Shame wget doesn't do this for you. I'm sure there is a better tool to do 
.part files. Anyway, taking from kc7zzv's excellent idea ... something as 
simple as the following might do as a work-around:

exec {"wget-foo":
  command => "/usr/bin/wget 
http://mirror.ox.ac.uk/sites/mirror.centos.org/5.5/isos/x86_64/CentOS-5.5-x86_64-bin-8of8.iso
 
-c -O /tmp/centos.iso.part && mv /tmp/centos.iso.part /tmp/centos.iso",
  creates => "/tmp/centos.iso",
  timeout => 30,
}

This way you are leveraging the partial download not throwing it away.

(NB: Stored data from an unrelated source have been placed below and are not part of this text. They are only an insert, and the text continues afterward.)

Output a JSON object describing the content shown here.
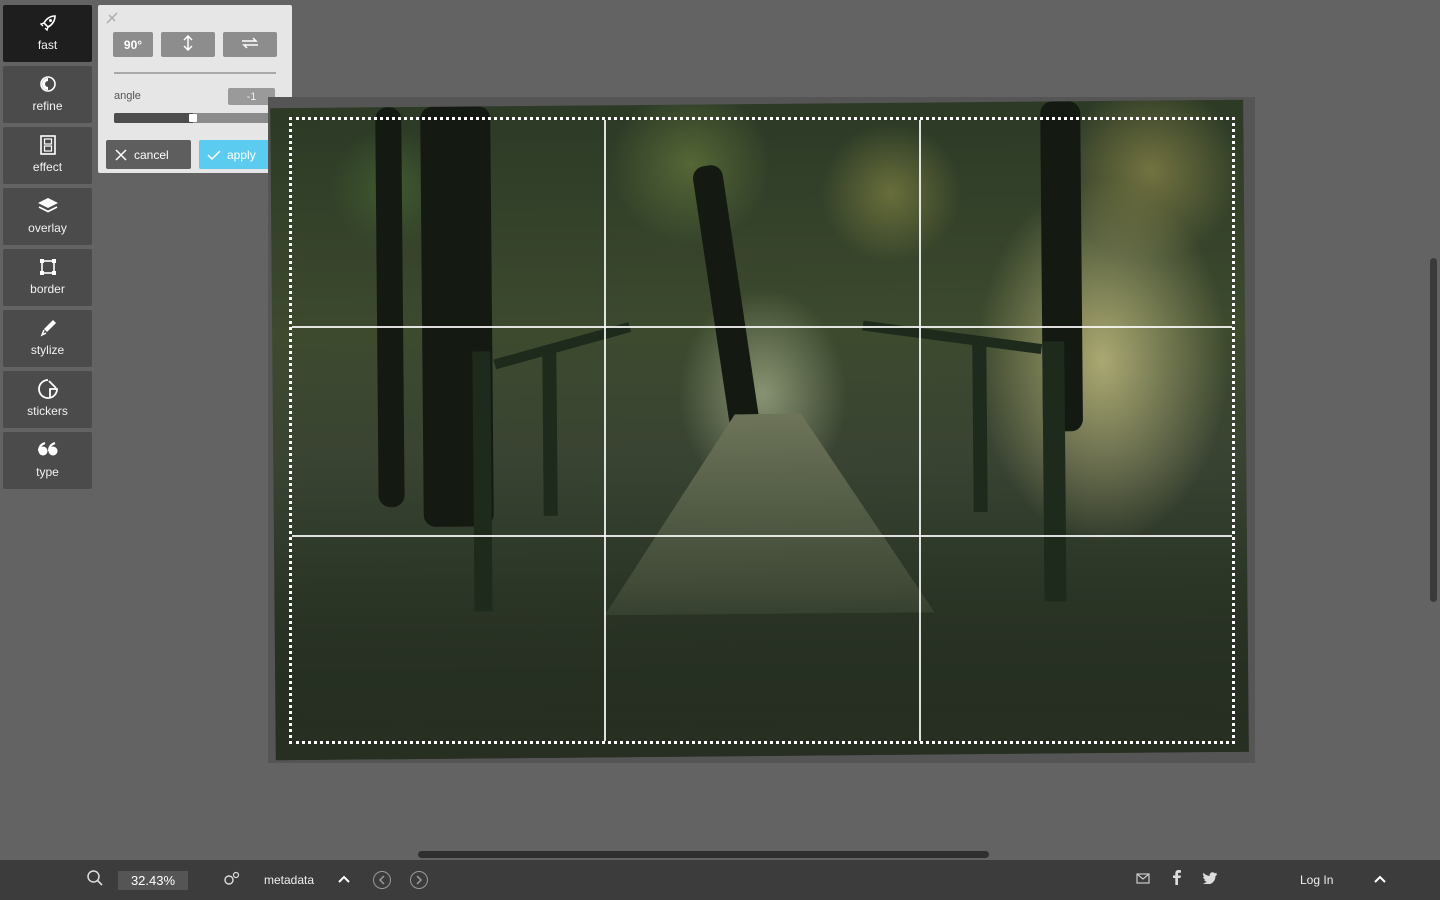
{
  "toolbar": {
    "items": [
      {
        "label": "fast",
        "icon": "rocket-icon"
      },
      {
        "label": "refine",
        "icon": "refine-icon"
      },
      {
        "label": "effect",
        "icon": "film-icon"
      },
      {
        "label": "overlay",
        "icon": "layers-icon"
      },
      {
        "label": "border",
        "icon": "border-icon"
      },
      {
        "label": "stylize",
        "icon": "brush-icon"
      },
      {
        "label": "stickers",
        "icon": "sticker-icon"
      },
      {
        "label": "type",
        "icon": "quote-icon"
      }
    ],
    "active": "fast"
  },
  "rotate_panel": {
    "rotate_90_label": "90°",
    "flip_vertical_icon": "flip-vertical-icon",
    "flip_horizontal_icon": "flip-horizontal-icon",
    "angle_label": "angle",
    "angle_value": "-1",
    "slider_fraction": 0.49,
    "cancel_label": "cancel",
    "apply_label": "apply"
  },
  "footer": {
    "zoom_value": "32.43%",
    "metadata_label": "metadata",
    "login_label": "Log In"
  },
  "colors": {
    "accent": "#5bcbef",
    "background": "#636363",
    "toolbar_active": "#1e1e1e"
  }
}
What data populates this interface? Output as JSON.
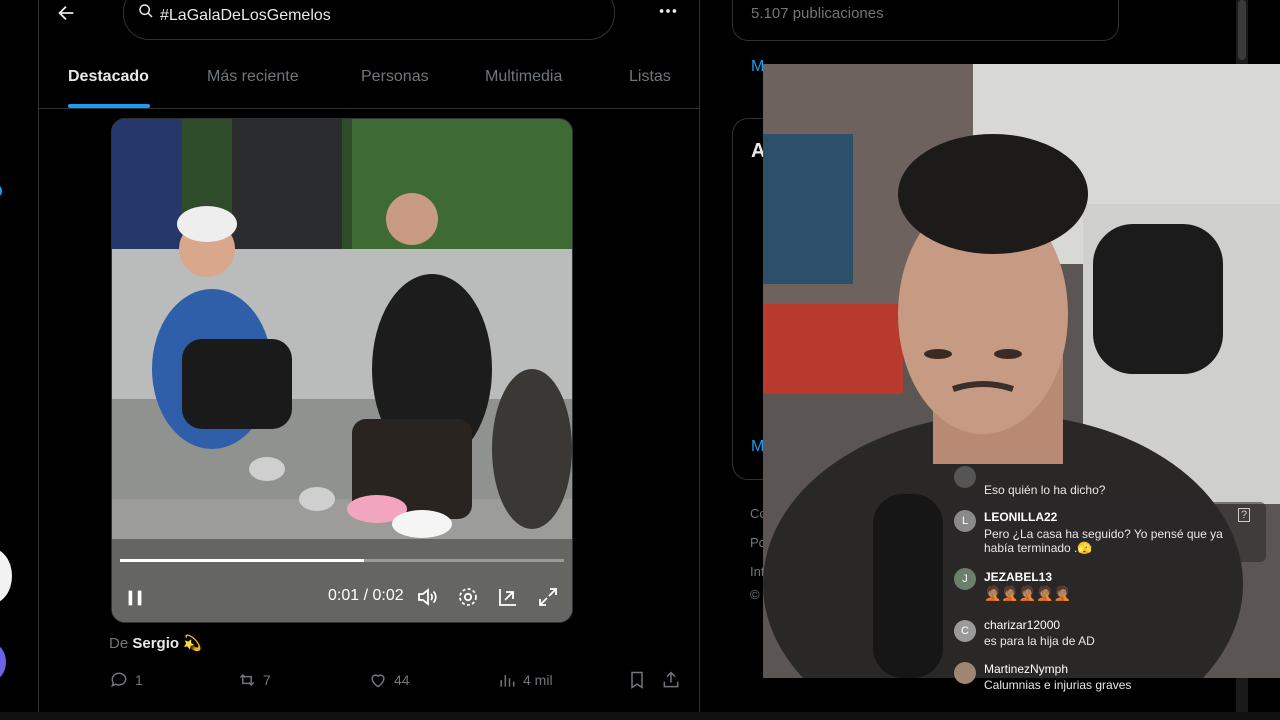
{
  "search": {
    "query": "#LaGalaDeLosGemelos"
  },
  "tabs": [
    {
      "label": "Destacado",
      "active": true
    },
    {
      "label": "Más reciente"
    },
    {
      "label": "Personas"
    },
    {
      "label": "Multimedia"
    },
    {
      "label": "Listas"
    }
  ],
  "video": {
    "time_current": "0:01",
    "time_separator": "/",
    "time_total": "0:02",
    "progress": 0.55,
    "state": "playing"
  },
  "post": {
    "credit_prefix": "De",
    "credit_name": "Sergio",
    "credit_emoji": "💫",
    "replies": "1",
    "reposts": "7",
    "likes": "44",
    "views": "4 mil"
  },
  "sidebar": {
    "publication_count": "5.107 publicaciones",
    "fragments": [
      "M",
      "A",
      "M",
      "Co",
      "Po",
      "Int",
      "©"
    ]
  },
  "chat": {
    "messages": [
      {
        "user": "",
        "text": "Eso quién lo ha dicho?",
        "avatar": ""
      },
      {
        "user": "LEONILLA22",
        "text": "Pero ¿La casa ha seguido? Yo pensé que ya había terminado .🫣",
        "avatar": "L"
      },
      {
        "user": "JEZABEL13",
        "text": "🤦🏽🤦🏽🤦🏽🤦🏽🤦🏽",
        "avatar": "J"
      },
      {
        "user": "charizar12000",
        "text": "es para la hija de AD",
        "avatar": "C"
      },
      {
        "user": "MartinezNymph",
        "text": "Calumnias e injurias graves",
        "avatar": ""
      }
    ]
  },
  "colors": {
    "accent": "#1d9bf0",
    "muted": "#71767b",
    "text": "#e7e9ea",
    "border": "#2f3336"
  }
}
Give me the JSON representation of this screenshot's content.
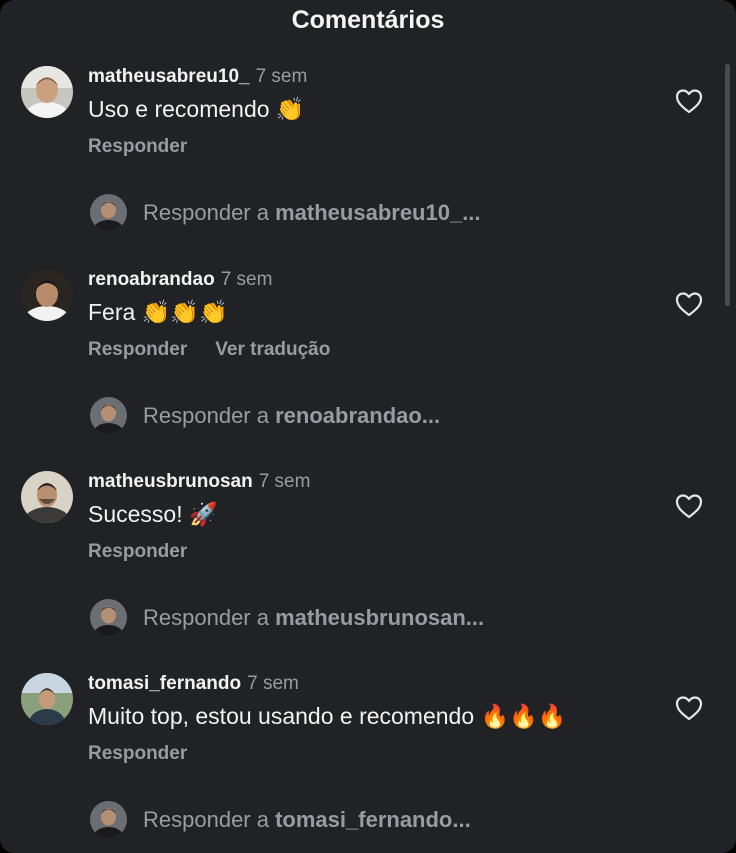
{
  "header": {
    "title": "Comentários"
  },
  "comments": [
    {
      "username": "matheusabreu10_",
      "time": "7 sem",
      "text": "Uso e recomendo 👏",
      "reply_label": "Responder",
      "reply_prefix": "Responder a",
      "reply_target": "matheusabreu10_...",
      "avatar_icon": "profile-photo-man-smiling"
    },
    {
      "username": "renoabrandao",
      "time": "7 sem",
      "text": "Fera 👏👏👏",
      "reply_label": "Responder",
      "translate_label": "Ver tradução",
      "reply_prefix": "Responder a",
      "reply_target": "renoabrandao...",
      "avatar_icon": "profile-photo-man-white-shirt"
    },
    {
      "username": "matheusbrunosan",
      "time": "7 sem",
      "text": "Sucesso! 🚀",
      "reply_label": "Responder",
      "reply_prefix": "Responder a",
      "reply_target": "matheusbrunosan...",
      "avatar_icon": "profile-photo-man-outdoors"
    },
    {
      "username": "tomasi_fernando",
      "time": "7 sem",
      "text": "Muito top, estou usando e recomendo 🔥🔥🔥",
      "reply_label": "Responder",
      "reply_prefix": "Responder a",
      "reply_target": "tomasi_fernando...",
      "avatar_icon": "profile-photo-man-nature"
    }
  ],
  "colors": {
    "background": "#212226",
    "primary_text": "#f2f2f2",
    "secondary_text": "#9a9ba0"
  },
  "icons": {
    "like": "heart-outline-icon",
    "current_user_avatar": "current-user-avatar"
  }
}
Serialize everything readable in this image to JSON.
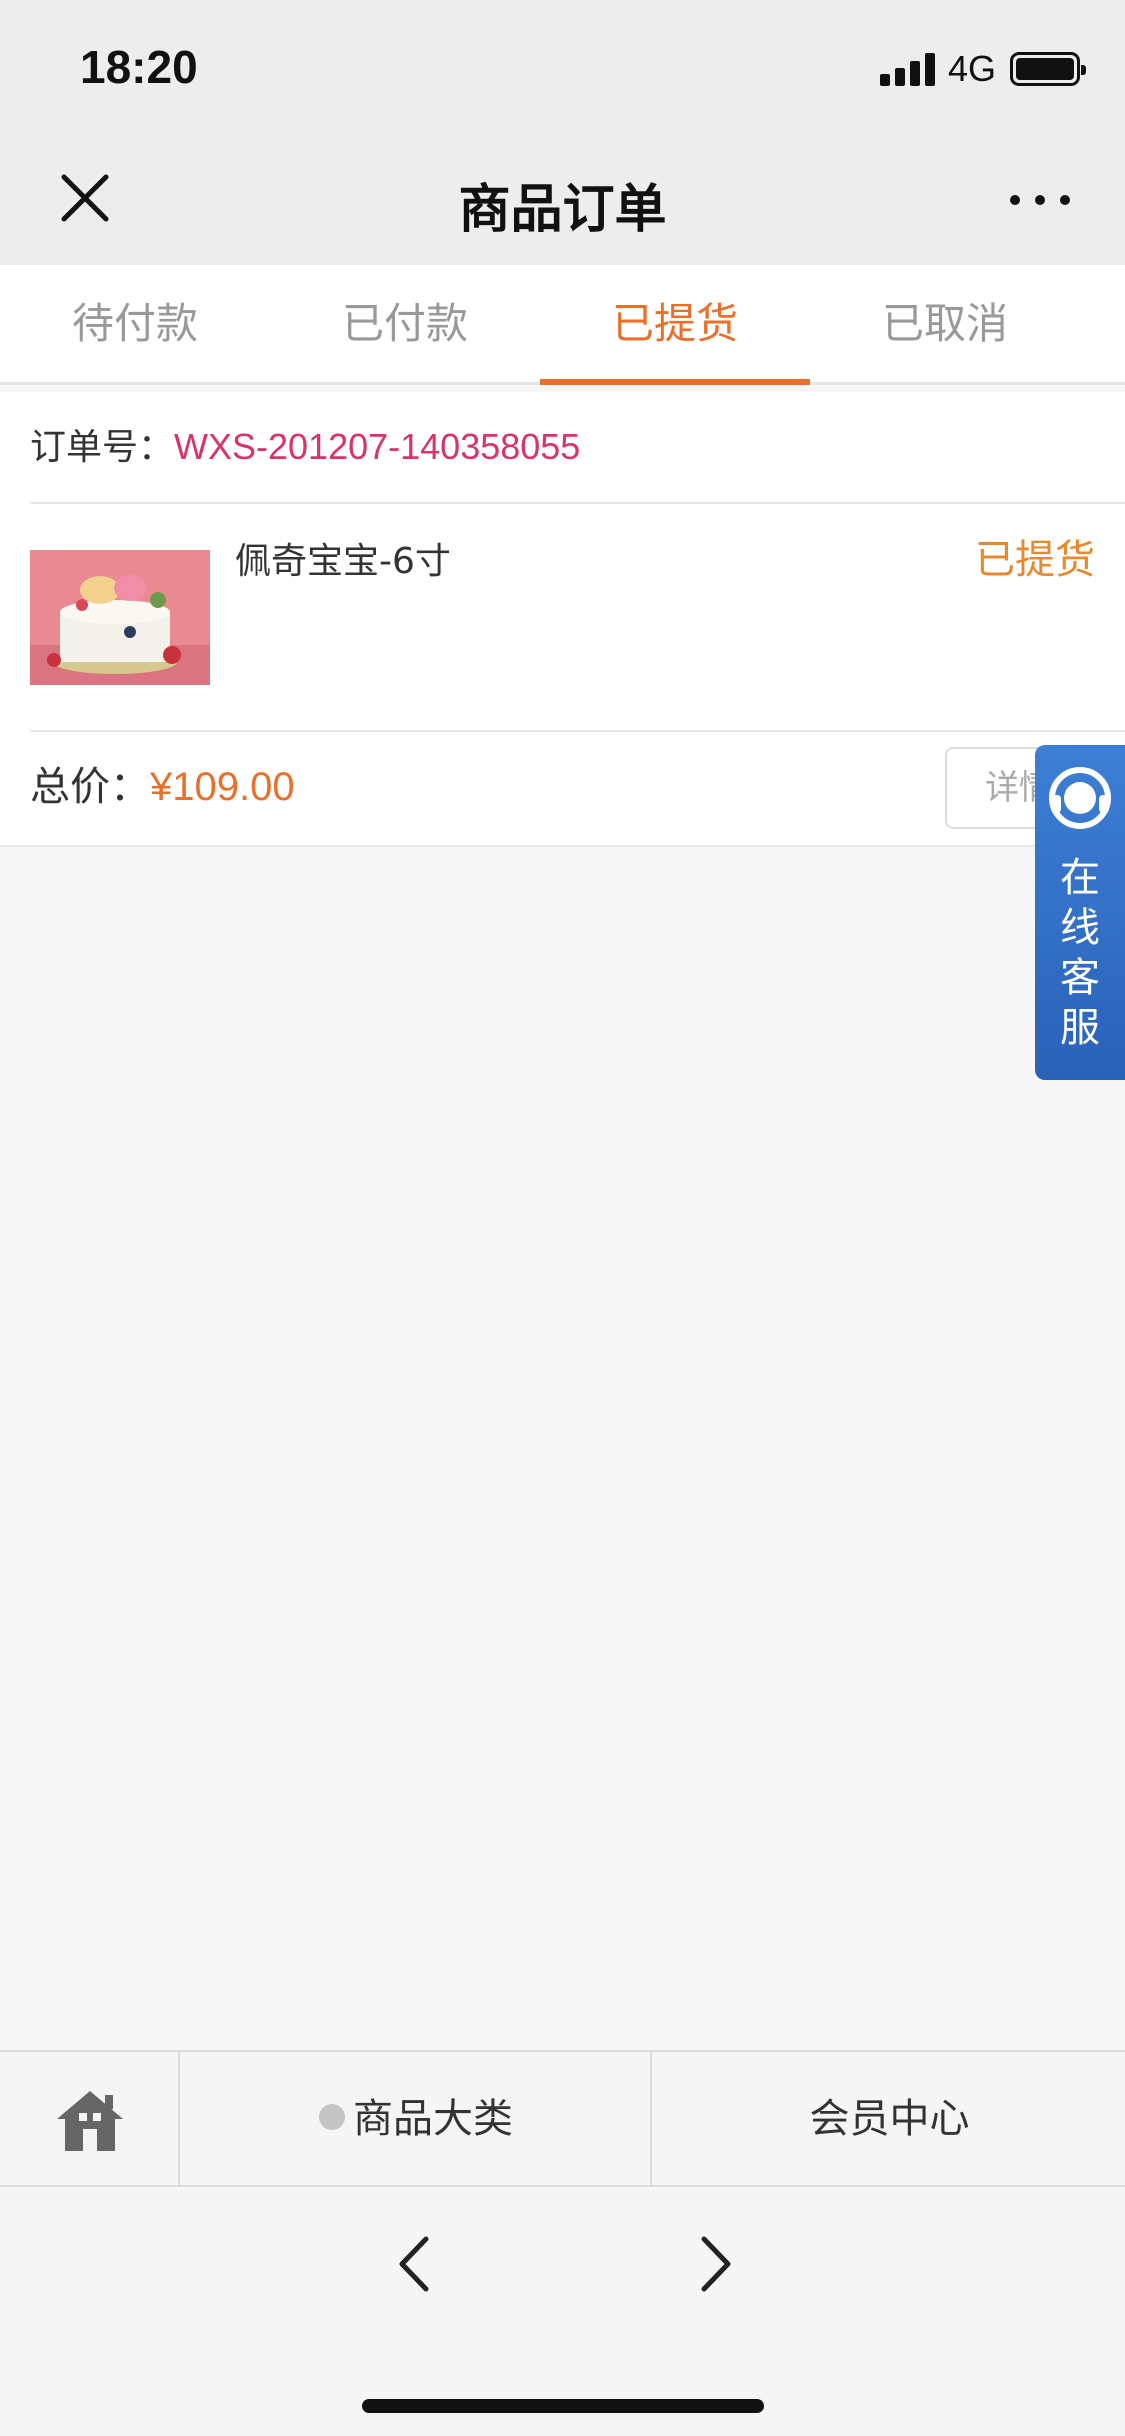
{
  "status_bar": {
    "time": "18:20",
    "network": "4G"
  },
  "nav": {
    "title": "商品订单"
  },
  "tabs": [
    {
      "label": "待付款",
      "active": false
    },
    {
      "label": "已付款",
      "active": false
    },
    {
      "label": "已提货",
      "active": true
    },
    {
      "label": "已取消",
      "active": false
    }
  ],
  "order": {
    "number_label": "订单号：",
    "number": "WXS-201207-140358055",
    "product_name": "佩奇宝宝-6寸",
    "status": "已提货",
    "total_label": "总价：",
    "total": "¥109.00",
    "detail_label": "详情"
  },
  "service": {
    "label": "在线客服"
  },
  "bottom_menu": {
    "home_icon": "home-icon",
    "category_label": "商品大类",
    "member_label": "会员中心"
  },
  "colors": {
    "accent": "#e8702a",
    "order_number": "#d8336a",
    "service": "#3d7fd6"
  }
}
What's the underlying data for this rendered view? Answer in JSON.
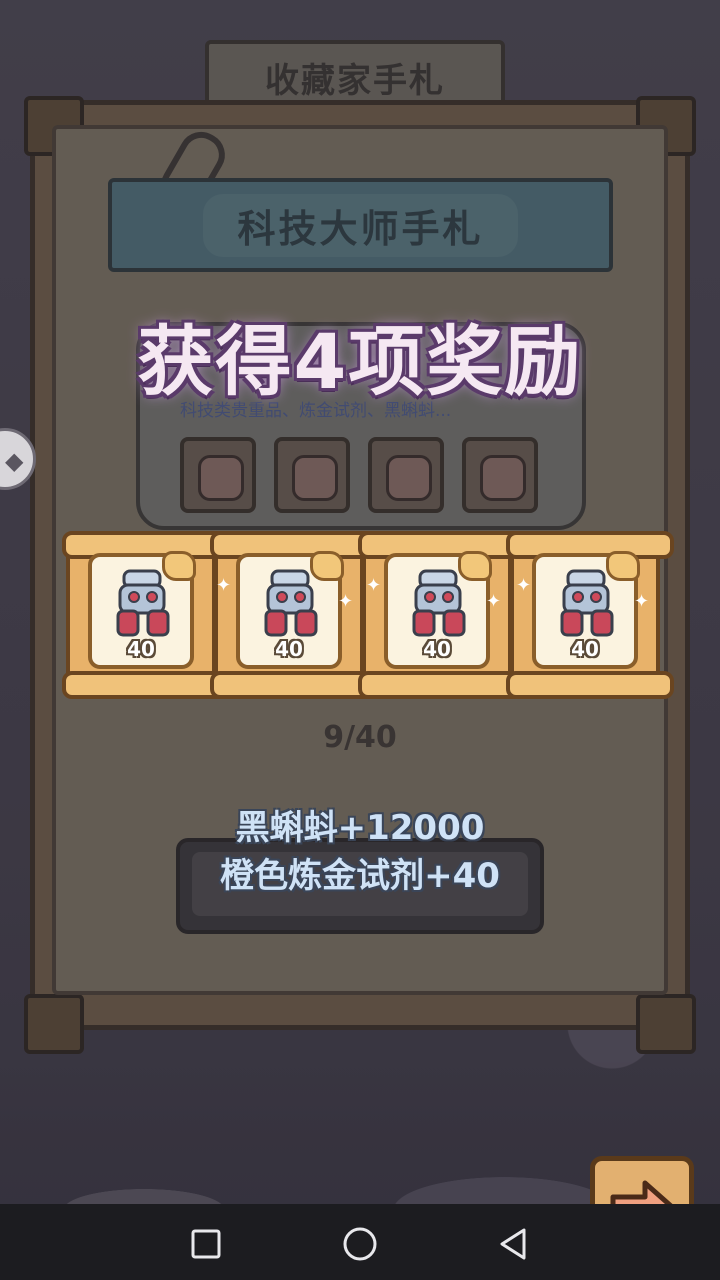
{
  "screen": {
    "title": "收藏家手札",
    "notebook_title": "科技大师手札",
    "panel_description": "科技类贵重品、炼金试剂、黑蝌蚪...",
    "progress": "9/40"
  },
  "overlay": {
    "heading": "获得4项奖励",
    "rewards": [
      {
        "icon": "robot-armor-icon",
        "count": "40"
      },
      {
        "icon": "robot-armor-icon",
        "count": "40"
      },
      {
        "icon": "robot-armor-icon",
        "count": "40"
      },
      {
        "icon": "robot-armor-icon",
        "count": "40"
      }
    ],
    "summary_lines": [
      "黑蝌蚪+12000",
      "橙色炼金试剂+40"
    ]
  },
  "controls": {
    "next_icon": "arrow-right-icon",
    "side_tab_icon": "side-tab-icon"
  },
  "system_nav": {
    "recents_icon": "square-icon",
    "home_icon": "circle-icon",
    "back_icon": "triangle-back-icon"
  },
  "colors": {
    "card_scroll": "#e8b26a",
    "heading_glow": "#c49ad8",
    "summary_text": "#cfe2f6",
    "next_button": "#e2b070"
  }
}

If it 
doesn't complete, it will continue where it left off from last run ... until 
the 'mv' is finally reached.

I'm not fond of this method generally because if the source changes puppet 
will do nothing. *shrug*. zsync/rsync are better answers I guess for huge 
files. I'd rather use the puppet file-server if the files are small enough.

ken.

On Saturday, December 18, 2010 8:24:27 AM UTC, kc7zzv wrote:
>
>
> On Dec 17, 2010, at 9:45 PM, Erwin Bolwidt wrote:
>
> > Hi,
> > 
> > When I use an exec resource to create a file, a timeout may occur. As an 
> example, I can run wget to get a file (not the most elegant solution but 
> necessary sometimes), or run some other program that depends on the network 
> to get some data that is necessary to create the file.
> > 
> > This timeout itself is fine, I could increase the timeout, but there are 
> still cases where I would want puppet to stop after this timeout.
> > 
> > Problem is, what if the file was partially created? I use an exec 
> resource with the creates attribute, so the next time puppet runs, it thinks 
> that the exec resource has been satisfied, and it doesn't run the command 
> again.
>
> What I do is have the second command's completion condition used as the 
> condition for the first exec.  Then I make sure the first exec will properly 
> handle a partially downloaded file.
>
> The one time this isn't easy, I embedded the whole thing in a shellscript 
> that moves the completed file to the right location at the end.
>
> I personally use zsync a bit since I can use the old file to speed up the 
> downloading when the file changes.